Setiap kali pergi dia menulis, sehingga buku selain berupa produk jurnalistik terkadang juga menjadi semacam catatan perjalanan pribadi. Kita akan segera bisa menghitung berapa kota, berapa negara, yang dia kunjungi tahun ini. Atau dimana dia bulan lalu? Dengan siapa dia bertemu? Lengkap dengan foto-fotonya.
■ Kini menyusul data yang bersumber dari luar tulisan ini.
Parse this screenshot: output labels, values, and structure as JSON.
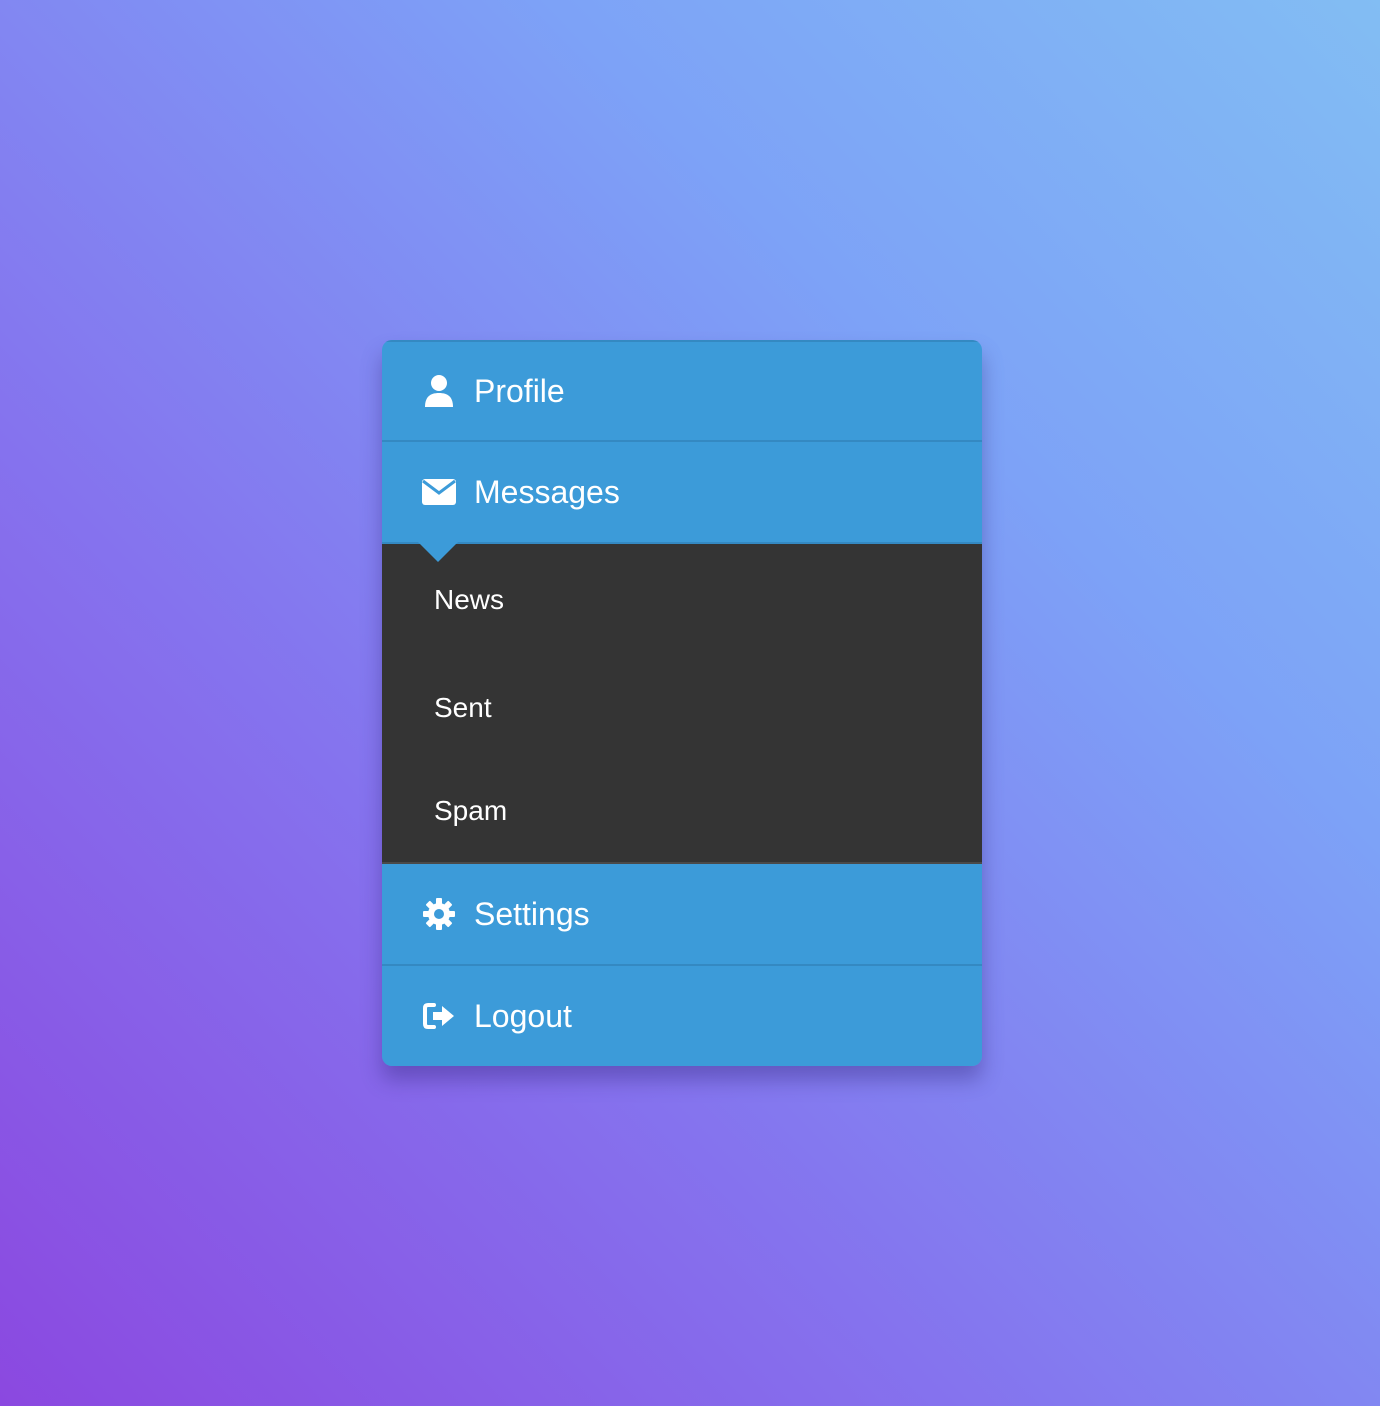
{
  "menu": {
    "items": [
      {
        "label": "Profile",
        "icon": "user-icon"
      },
      {
        "label": "Messages",
        "icon": "envelope-icon",
        "expanded": true,
        "subitems": [
          {
            "label": "News"
          },
          {
            "label": "Sent"
          },
          {
            "label": "Spam"
          }
        ]
      },
      {
        "label": "Settings",
        "icon": "gear-icon"
      },
      {
        "label": "Logout",
        "icon": "sign-out-icon"
      }
    ]
  },
  "colors": {
    "item_bg": "#3c9bd9",
    "item_border": "#3489c2",
    "submenu_bg": "#343434",
    "text": "#ffffff"
  }
}
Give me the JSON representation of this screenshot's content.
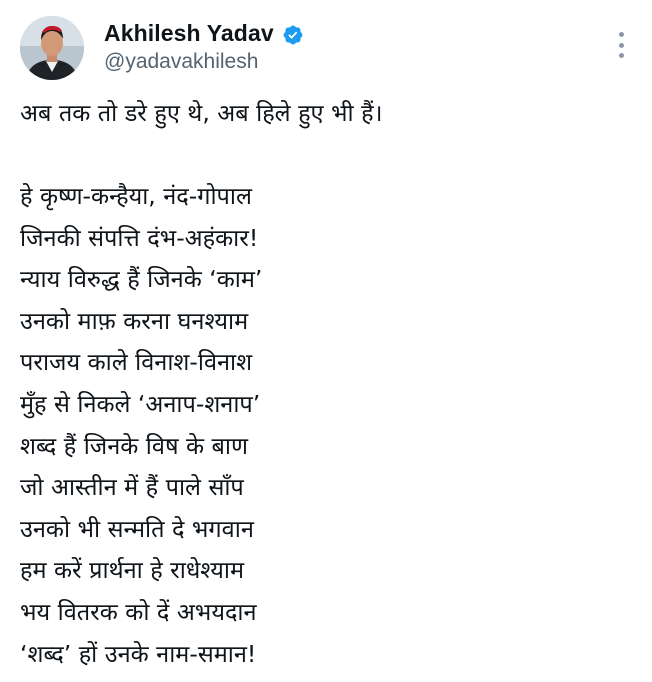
{
  "tweet": {
    "author": {
      "display_name": "Akhilesh Yadav",
      "handle": "@yadavakhilesh",
      "verified": true,
      "verified_icon": "verified-badge-icon",
      "avatar_icon": "profile-photo"
    },
    "more_icon": "more-options-icon",
    "text": {
      "first_line": "अब तक तो डरे हुए थे, अब हिले हुए भी हैं।",
      "poem": [
        "हे कृष्ण-कन्हैया, नंद-गोपाल",
        "जिनकी संपत्ति दंभ-अहंकार!",
        "न्याय विरुद्ध हैं जिनके ‘काम’",
        "उनको माफ़ करना घनश्याम",
        "पराजय काले विनाश-विनाश",
        "मुँह से निकले ‘अनाप-शनाप’",
        "शब्द हैं जिनके विष के बाण",
        "जो आस्तीन में हैं पाले साँप",
        "उनको भी सन्मति दे भगवान",
        "हम करें प्रार्थना हे राधेश्याम",
        "भय वितरक को दें अभयदान",
        "‘शब्द’ हों उनके नाम-समान!"
      ]
    }
  },
  "colors": {
    "text_primary": "#0f1419",
    "text_secondary": "#536471",
    "verified_blue": "#1d9bf0",
    "background": "#ffffff"
  }
}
Dari tulisan-tulisan yang ada pembaca juga bisa menemukan privilege Ilham Bintang yang tidak semua wartawan bisa mendapatkannya karena bergitu luas pergaulannya dan begitu lama kiprahnya di dunia jurnalistik.
Ini buku kesekian Ilham, diawali dari “Salam dari Meruya, Mengamati Daun-Daun Kecil Kehidupan” kumpulan catatan Ilham di media miliknya CeknRicek yang diterbitkan tahun 2007. Dan sejak itu tidak pernah berhenti menulis dan menulis kemudian menyortirnya dan menjadikannya buku. Ilham yang bersentuhan langsung dengan wartawan-wartawan kawakan Indonesia seperti Rosihan Anwar, Jakob Oetama, Sabam Siagian, benar-benar menyadari jati diri wartawan, ya buku.
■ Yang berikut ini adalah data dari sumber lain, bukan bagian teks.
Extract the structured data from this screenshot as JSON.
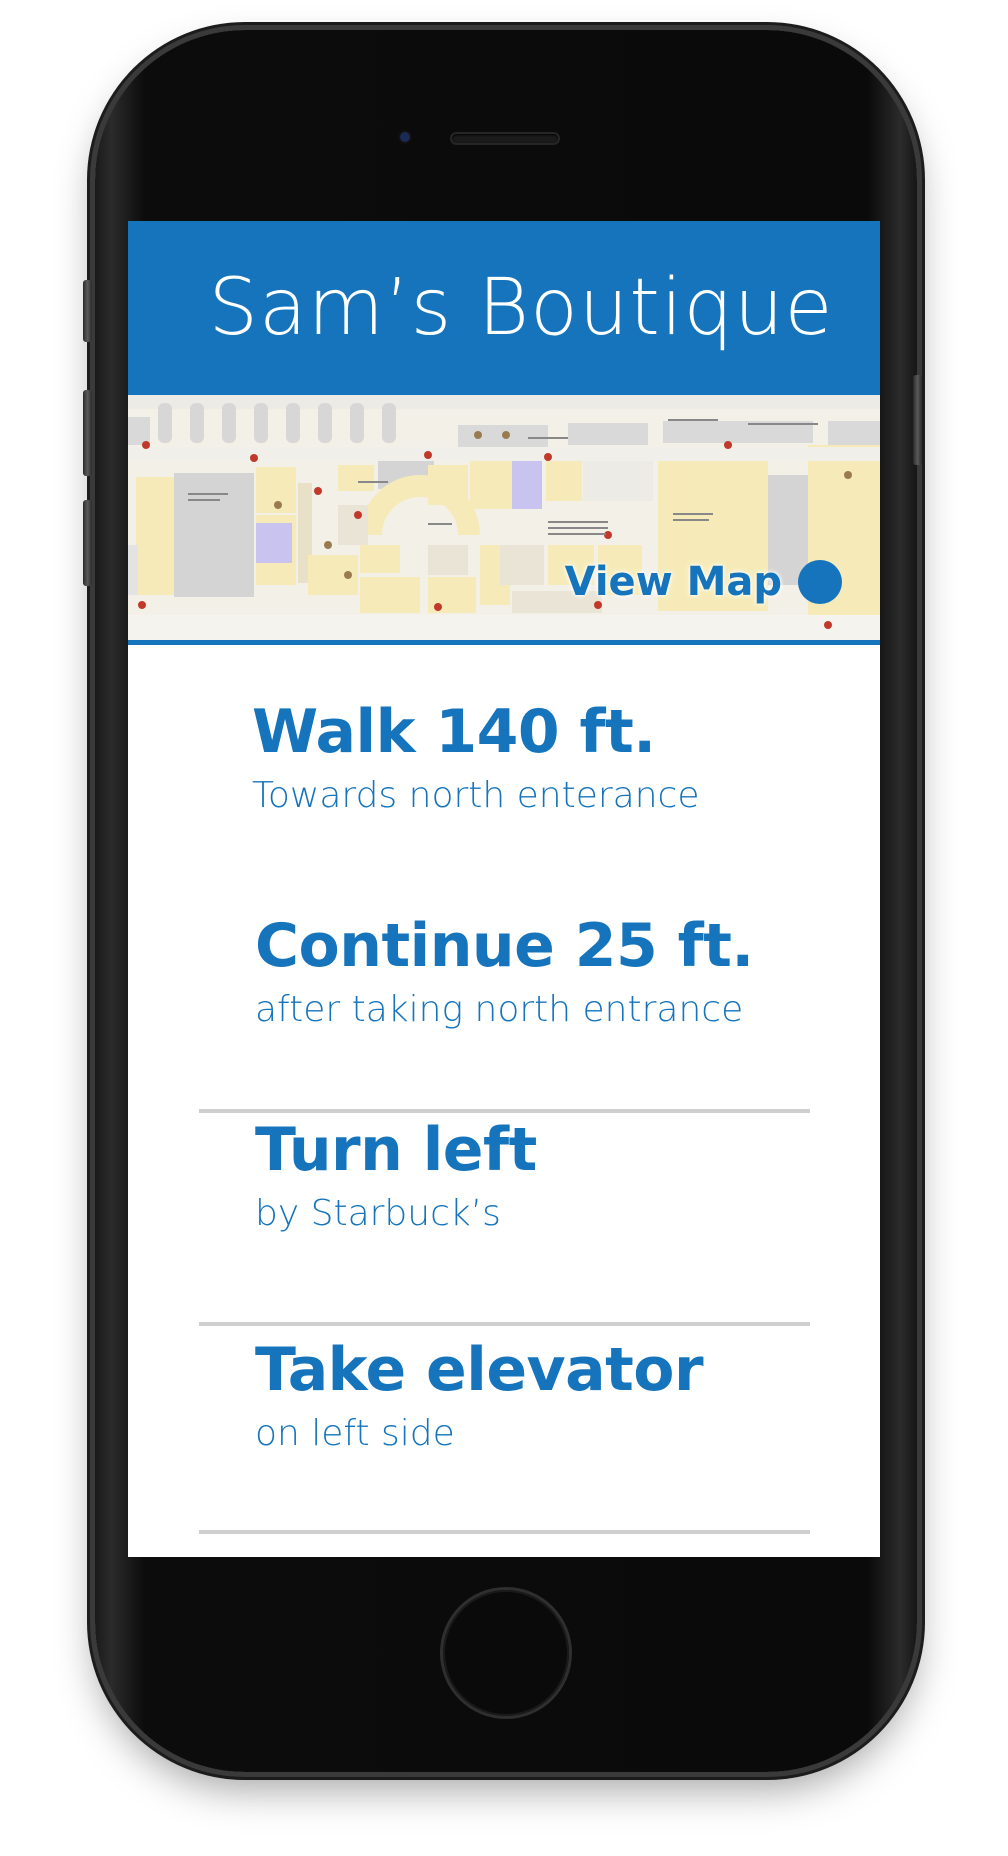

Percuma mengaku wartawan jika tidak punya karya berupa buku, entah itu ditulis secara khusus ataupun kumpulan tulisan. Walau pada kenyataannya, dari sekian banyak wartawan yang “ngetop” mereka yang menulis buku kalau dihitung tidak sampai hitungan jari.
Saya mengenal Ilham karena ketika dia menjadi Wakil Ketua Bidang Organisasi PWI Jaya, saya aktif di SIWO PWI Jaya, tapi kemudian hubungan organisasi ini berlanjut ke tingkat pusat ketika sama-sama aktif di PWI Pusat. Tetapi saya juga sudah tahu kiprahnya sebagai wartawan film karena sering mendengar namanya berdasarkan informasi dari rekan wartawan Kompas seperti JB Kristanto dan Arya Gunawan. Dia wartawan dan aktivis film, seperti juga saya wartawan dan aktivis olahraga.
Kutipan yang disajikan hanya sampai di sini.